I love James Baldwin, and I returned to him a lot during the writing of the novel, specifically Giovanni’s Room. For me, this novel perfectly captures the romance of Paris and the search for ideals that can’t be realized out of a post-colonial dream.
Can you share what you’re working on now?
My next project is a bit of a rebellion against Late Air, in that it’s told from multiple points of view in the aftermath of a trauma. I’m not explicitly locating that trauma in the narrative but instead am looking at its associative reverberations through a community. The novel takes place near where I grew up in Lancaster, Pennsylvania, along the borders between Amish country and the suburbs. My first experiences as a runner were on those backcountry roads, circling Amish farmland, so I have a deep connection to the setting.
The traumatic event the novel alludes to is a shooting that happened in 2006 in an Amish schoolhouse in Nickel Mines, Pennsylvania. A local milk truck driver took thirteen girls hostage. He shot some of the girls hundreds of times while leaving others unscathed, before shooting himself. The day it happened, the Amish publicly forgave the killer and his whole family. Most of the literature that came out of Nickel Mines is focused on Amish grace and forgiveness, but I can’t stop thinking about those girls who survived. How could they have processed their wounds within a strict religious community so set on quieting their story?

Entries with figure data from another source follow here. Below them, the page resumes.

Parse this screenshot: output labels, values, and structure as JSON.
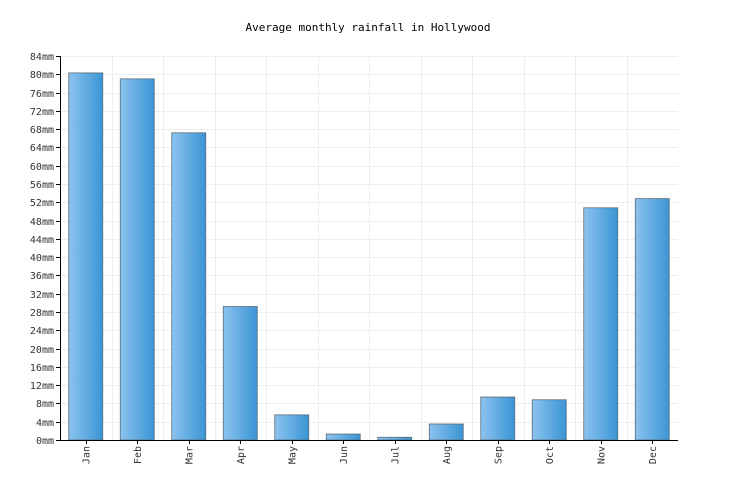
{
  "colors": {
    "bar_light": "#8cc3ef",
    "bar_dark": "#3a95d4",
    "grid": "#eeeeee",
    "axis": "#000000"
  },
  "chart_data": {
    "type": "bar",
    "title": "Average monthly rainfall in Hollywood",
    "xlabel": "",
    "ylabel": "",
    "categories": [
      "Jan",
      "Feb",
      "Mar",
      "Apr",
      "May",
      "Jun",
      "Jul",
      "Aug",
      "Sep",
      "Oct",
      "Nov",
      "Dec"
    ],
    "values": [
      80.3,
      79.0,
      67.2,
      29.2,
      5.5,
      1.3,
      0.6,
      3.5,
      9.4,
      8.8,
      50.8,
      52.8
    ],
    "ylim": [
      0,
      84
    ],
    "ytick_step": 4,
    "yticks": [
      "0mm",
      "4mm",
      "8mm",
      "12mm",
      "16mm",
      "20mm",
      "24mm",
      "28mm",
      "32mm",
      "36mm",
      "40mm",
      "44mm",
      "48mm",
      "52mm",
      "56mm",
      "60mm",
      "64mm",
      "68mm",
      "72mm",
      "76mm",
      "80mm",
      "84mm"
    ],
    "grid": true,
    "legend": "none"
  }
}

The novel explores the inner life of a survivor named Emma who works in the home of a non-Amish family to support her younger brother, who suffers from a genetic disorder. The other chapters alternate between the perspectives of Emma’s mother, a geneticist studying the community, and the couple Emma cleans house for each week. I hope to weave all of these disparate perspectives into a larger story about self-liberation and freedom.
I can’t wait to read it. Have you always written?
Hafizah Geter, my editor at Little A, says that most of us have been writing our books in our heads since we were children, and I tend to agree! I think I always knew I was going to do this. As a kid I mostly wrote poetry about nature. I feel the most at peace in nature, which is probably why I like running so much. I was an English major in college, but I didn’t take my writing seriously until I signed up for summer fiction workshop at Yale. I was lucky enough to get a teacher named Marian Thurm, who saw some potential in my short stories and told me, “I hope you’ll consider a novel someday.” Marian was the first person whose voice got into my head with this idea that maybe I really could write a novel, if I carved out the time and space to do so.
I didn’t really write for ten years or so after that summer. I pursued a career in book publishing first, and I think that was my way of tiptoeing into a writing life. Then there came a point when I was like, if I’m really going to write, I’d better do it now, and that’s when I decided to go for my MFA. I worked really, really hard throughout those two years to learn and read as much as I could about the craft and create a regular habit for getting the work done.
I think Late Air is the culmination of my need to make that space and giving myself the permission to be a writer. It feels a lot like searching for air—and also part of this larger struggle to let go of this idea of love as a perfect, indestructible thing—like learning to breathe despite that knowledge. I am always trying to accept that love is never as simple as we want it to be, and that maybe if we can learn to live with that basic imperfection, we can become more loving, more human in the end.